OBJECTIVE: To examine if ghrelin confers cardio-protection during cardiac remodelling post-MI by modulating the RAF-1-MEK1/2-ERK1/2 signalling pathway.

MATERIALS AND METHODS: Rats were divided into control, sham, sham + ghrelin, myocardial infarction (MI), and MI + ghrelin groups. Ghrelin (100 µg/kg) was administered for 21 days, starting one-day post-MI.

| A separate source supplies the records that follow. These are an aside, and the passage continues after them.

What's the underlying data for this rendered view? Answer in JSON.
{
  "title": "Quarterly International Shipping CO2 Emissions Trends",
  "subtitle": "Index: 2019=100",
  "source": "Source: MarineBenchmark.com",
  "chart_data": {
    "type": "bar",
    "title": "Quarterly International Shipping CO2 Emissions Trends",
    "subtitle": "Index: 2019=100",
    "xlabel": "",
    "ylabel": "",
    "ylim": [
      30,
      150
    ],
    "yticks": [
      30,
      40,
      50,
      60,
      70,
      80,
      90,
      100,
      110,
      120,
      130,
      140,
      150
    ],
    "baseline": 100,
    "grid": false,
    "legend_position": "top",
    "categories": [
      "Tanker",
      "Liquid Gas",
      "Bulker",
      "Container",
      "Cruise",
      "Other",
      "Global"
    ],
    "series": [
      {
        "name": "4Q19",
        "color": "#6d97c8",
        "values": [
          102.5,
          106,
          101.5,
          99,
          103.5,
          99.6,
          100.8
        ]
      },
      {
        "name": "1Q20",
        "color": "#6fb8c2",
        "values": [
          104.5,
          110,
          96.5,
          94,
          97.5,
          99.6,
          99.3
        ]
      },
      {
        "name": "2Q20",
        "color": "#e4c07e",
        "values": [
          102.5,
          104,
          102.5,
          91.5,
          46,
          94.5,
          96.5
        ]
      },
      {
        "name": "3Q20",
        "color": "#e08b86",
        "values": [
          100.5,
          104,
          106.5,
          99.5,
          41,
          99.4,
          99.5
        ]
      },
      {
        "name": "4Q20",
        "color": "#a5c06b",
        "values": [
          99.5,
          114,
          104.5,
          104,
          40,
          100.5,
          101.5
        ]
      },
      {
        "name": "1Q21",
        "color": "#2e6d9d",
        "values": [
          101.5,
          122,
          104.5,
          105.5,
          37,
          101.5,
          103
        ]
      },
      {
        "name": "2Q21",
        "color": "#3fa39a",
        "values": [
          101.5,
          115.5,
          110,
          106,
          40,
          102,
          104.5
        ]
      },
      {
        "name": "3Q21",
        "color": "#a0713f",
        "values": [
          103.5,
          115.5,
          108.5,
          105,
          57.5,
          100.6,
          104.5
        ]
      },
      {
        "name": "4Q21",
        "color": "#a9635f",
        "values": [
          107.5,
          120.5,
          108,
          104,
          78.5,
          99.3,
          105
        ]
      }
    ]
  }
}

RESULTS: Ghrelin enhanced cardiac contractility and the activities of antioxidant enzymes, lowered serum levels of enzyme markers of cardiac dysfunction, and lowered inflammatory mediator levels. Ghrelin increased levels of phospho-Raf-1 (Ser338 ), phospho-MEK1/2 (Ser217/221 ), phospho-ERK1/2 (Thr202 /Tyr204 ), and of their downstream target p-BAD (Ser112 ) and inhibited the cleavage of caspase-3. Concomitantly, ghrelin prevented the increases in the levels of fibrotic markers, including α-smooth muscle actin (α-SMA), metalloproteinase-9 (MPP-9), and type III collagen.

CONCLUSION: Post-MI in rats, ghrelin stimulated Raf-1-MEK1/2-ERK1/2-BAD signalling in the LV infarct areas, accounting for its anti-apoptotic effect, enhancing cardiac function, and inhibiting cardiac fibrosis during cardiac remodelling.